I just finished this throw quilt top this afternoon. It's going to be a UFO for at least three months. I have enough of the fabric that is the outside border for the back so my usual reason for not quilting a top doesn't exist -- usually I don't know what to use on the back and often have to shop for something appropriate.
All afternoon I've been saying to myself, I shouldn't have made this. I like the colors and it came out reasonably square, but I have no need for it and the colors don't actually go anywhere in my home. Why did I put this much time into it? The answer is because I am an impulse quilt maker. Many very sensible quilters carefully plan what they are going to make, shop for the perfect fabrics and work very hard to make wonderful, possibly heirloom quilts. Not me. I stash fabric I like and even fabrics that were a mistake to purchase. This fabric was a mistake even though I still like the colors.

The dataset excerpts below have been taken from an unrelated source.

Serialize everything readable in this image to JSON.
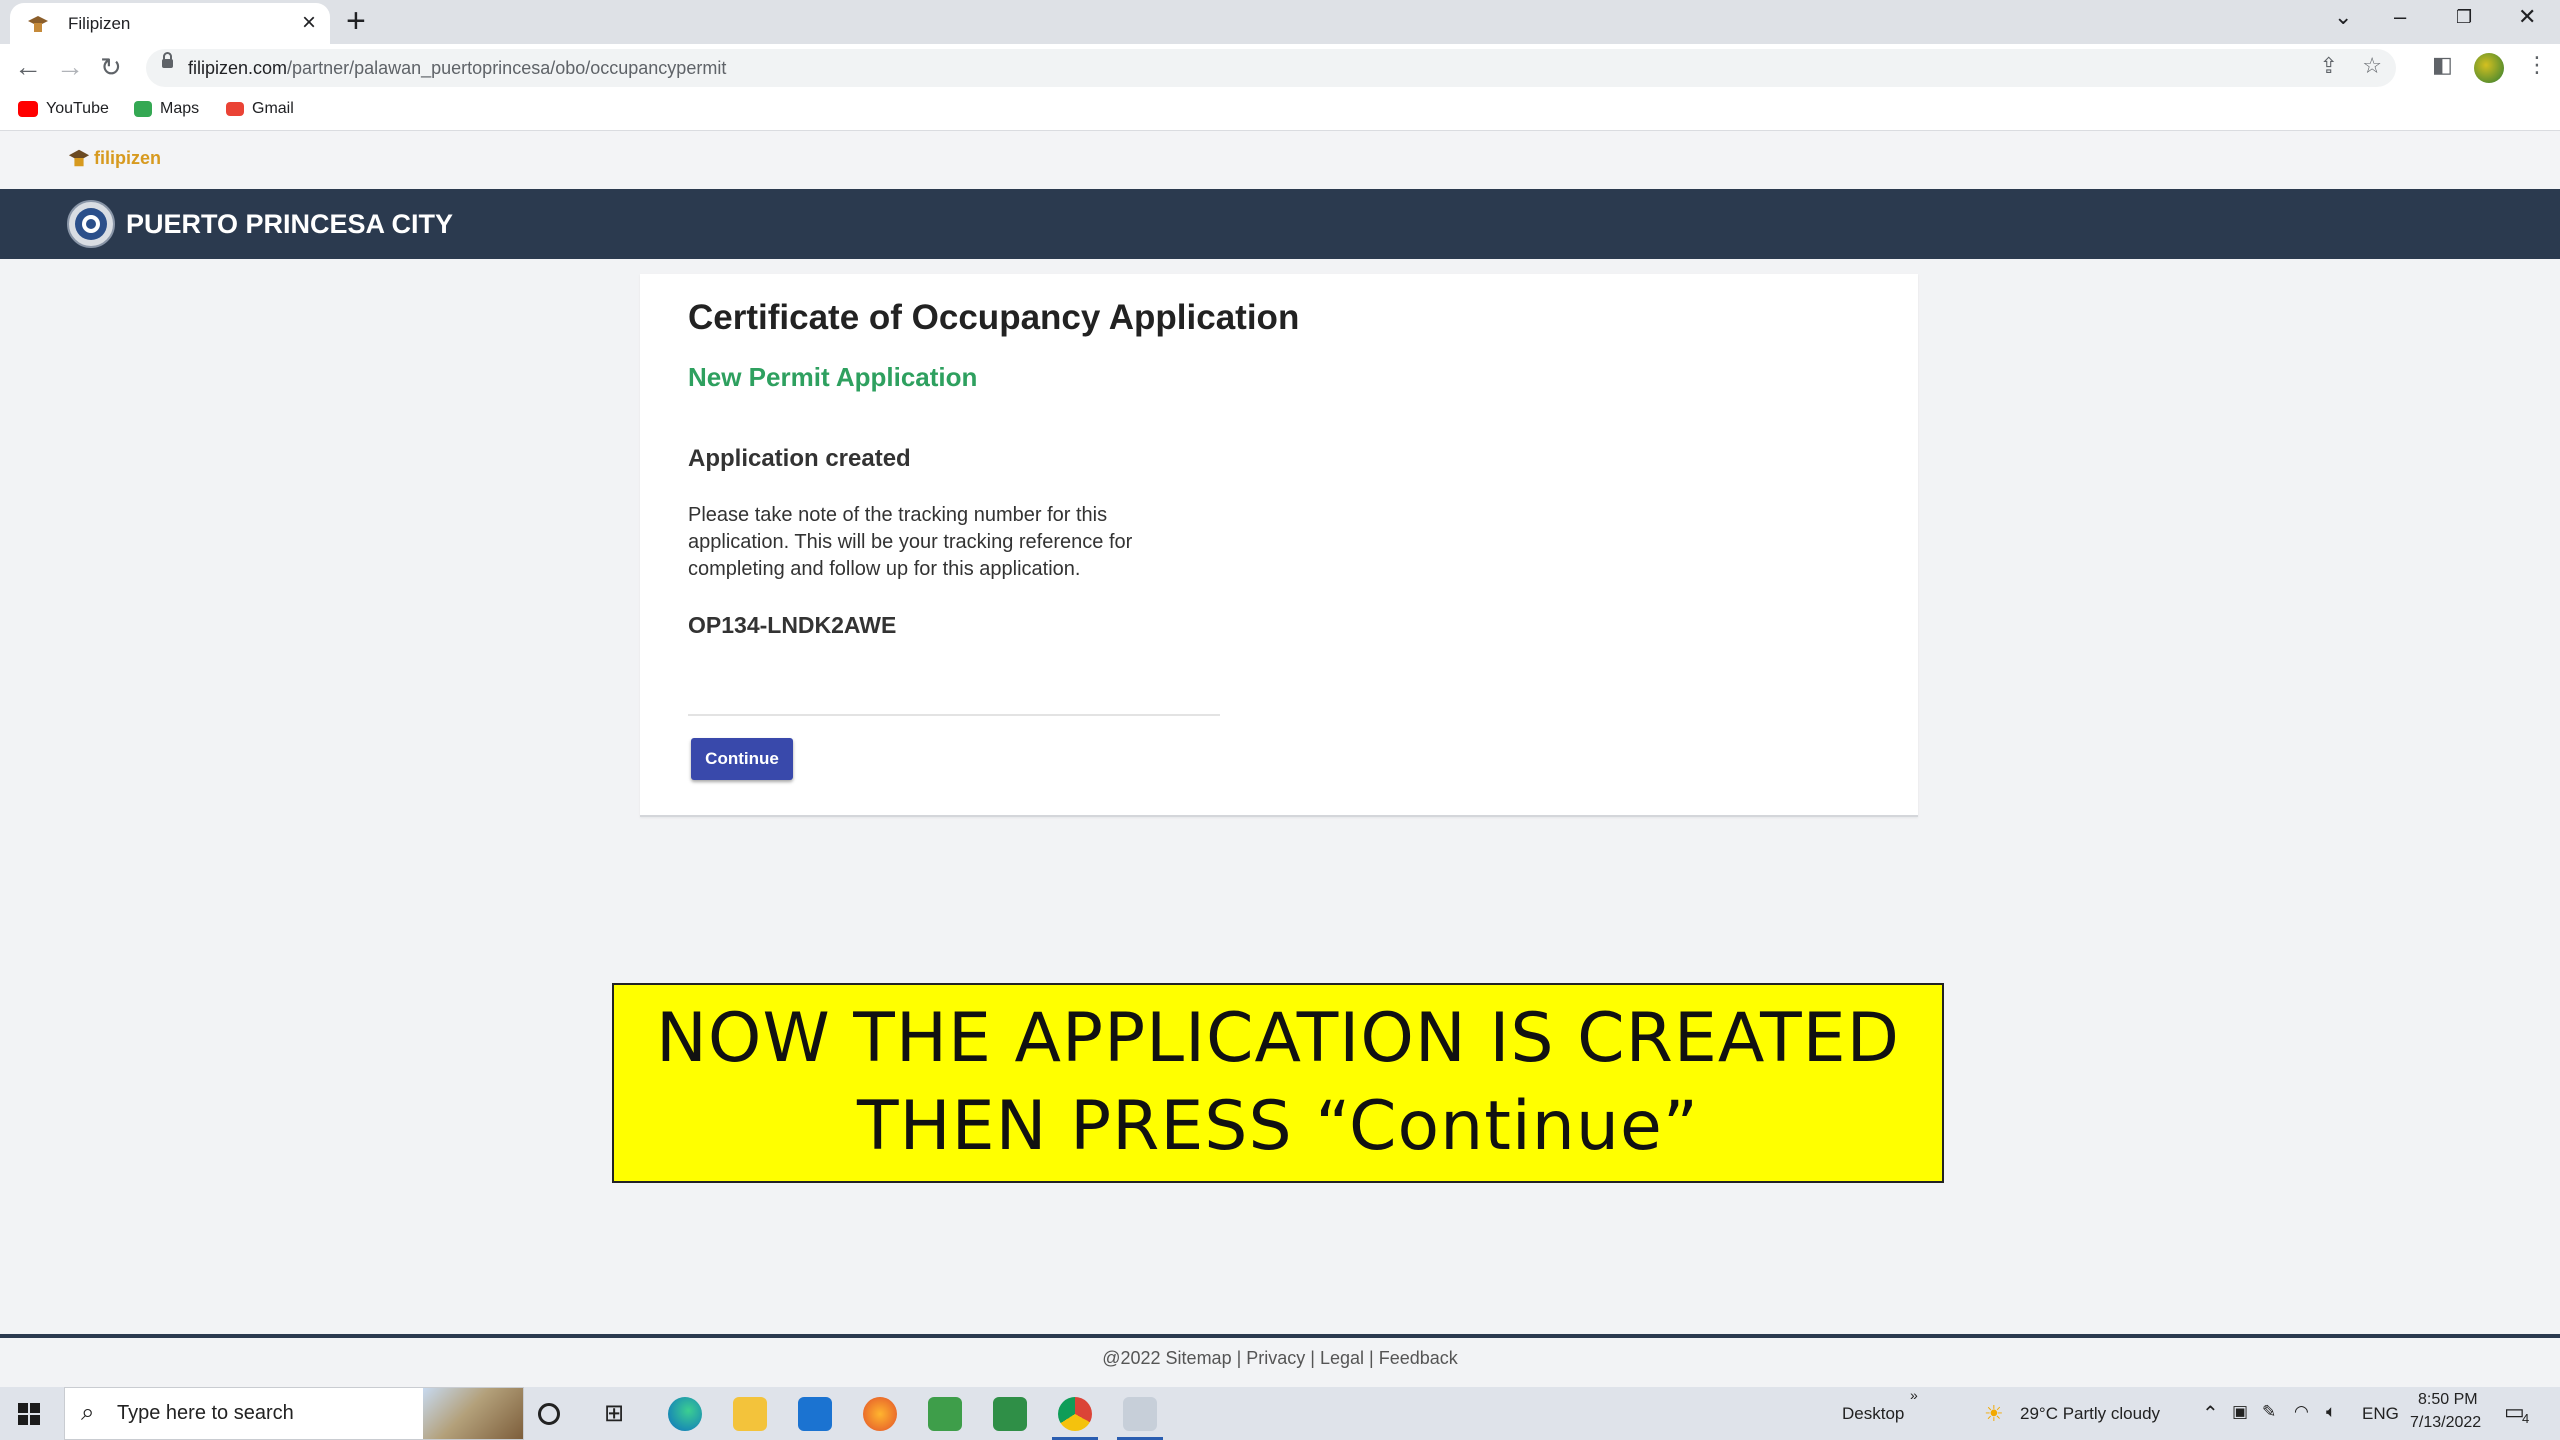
{
  "browser": {
    "tab_title": "Filipizen",
    "url_host": "filipizen.com",
    "url_path": "/partner/palawan_puertoprincesa/obo/occupancypermit",
    "bookmarks": [
      {
        "label": "YouTube",
        "icon": "youtube-icon",
        "color": "#ff0000"
      },
      {
        "label": "Maps",
        "icon": "maps-icon",
        "color": "#34a853"
      },
      {
        "label": "Gmail",
        "icon": "gmail-icon",
        "color": "#ea4335"
      }
    ]
  },
  "site": {
    "brand": "filipizen",
    "city": "PUERTO PRINCESA CITY",
    "colors": {
      "header_bg": "#2b3a4f",
      "brand": "#d79a1f",
      "accent_green": "#2ea05f",
      "button": "#3949ab"
    }
  },
  "card": {
    "title": "Certificate of Occupancy Application",
    "subtitle": "New Permit Application",
    "heading": "Application created",
    "message": "Please take note of the tracking number for this application. This will be your tracking reference for completing and follow up for this application.",
    "tracking_number": "OP134-LNDK2AWE",
    "continue_label": "Continue"
  },
  "callout": {
    "line1": "NOW THE APPLICATION IS CREATED",
    "line2": "THEN PRESS “Continue”"
  },
  "footer": {
    "copyright": "@2022",
    "links": [
      "Sitemap",
      "Privacy",
      "Legal",
      "Feedback"
    ]
  },
  "taskbar": {
    "search_placeholder": "Type here to search",
    "desktop_label": "Desktop",
    "weather": "29°C  Partly cloudy",
    "language": "ENG",
    "time": "8:50 PM",
    "date": "7/13/2022",
    "notification_count": "4"
  }
}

The whole thing came together on impulse. I bought the fabric on sale and thought it would make a good Bethany Reynolds style stack-n-whack quilt. I love watching those designs take form as I sew them. I picked up, free, at my guild's share table, a printed kaleidoscope muslin with 16 blocks and four small corner blocks. I love paper pieced work and this was nearly the same. So one day I got started cutting the triangles which is when I learned that the fabric was not quite accurately printed so it became impossible to have really perfect centers of the blocks. And the circles were very repetitious. I'm happy to see that in the photo they look less repetitious than I thought.
When I had made the blocks I realized I needed hot pink as an accent color because it would be very boring with just back stripping, so I bought a yard of the pink and it was a good decision. I hope I have enough left to bind the finished quilt, if not, I'll get aqua bias binding. So there it is, ready to be folded into a bag with the backing until I finish the quilt I'm working on for our guild show in August, as well as the small red and white quilt, not even begun that I also said I would have ready for the guild's challenge at the show. Being an impulse quilter sometimes makes me do some personal stock taking. But I've admitted enough faults for one day.
This fantasy fish that is currently swimming in my sewing room is from Carolyn Pugh of New Zealand. She sent it to me in a swap. I wish you could see the metallic stitching on the fish. I know New Zealand is an exotic place but I think this fish is unique. You can see some of Carolyn's delightful dresses made for and modeled by her charming daughter on her blog here./
This strip quilt was made using drier sheet as the foundation. This quick and easy method is always fun because I can choose exactly which piece comes next but will always be surprised when I put several together and see the patterns formed.
The mid-70s are a surprise! Part of me remains in the 50s -- age, I mean, not decade of 20th century. It's a joy ride, new experiences land in my lap and I've become a better quilter, poet, writer than I expected. It's a rich life for a person never rich financially. Hey, this is what the mid-70s are like!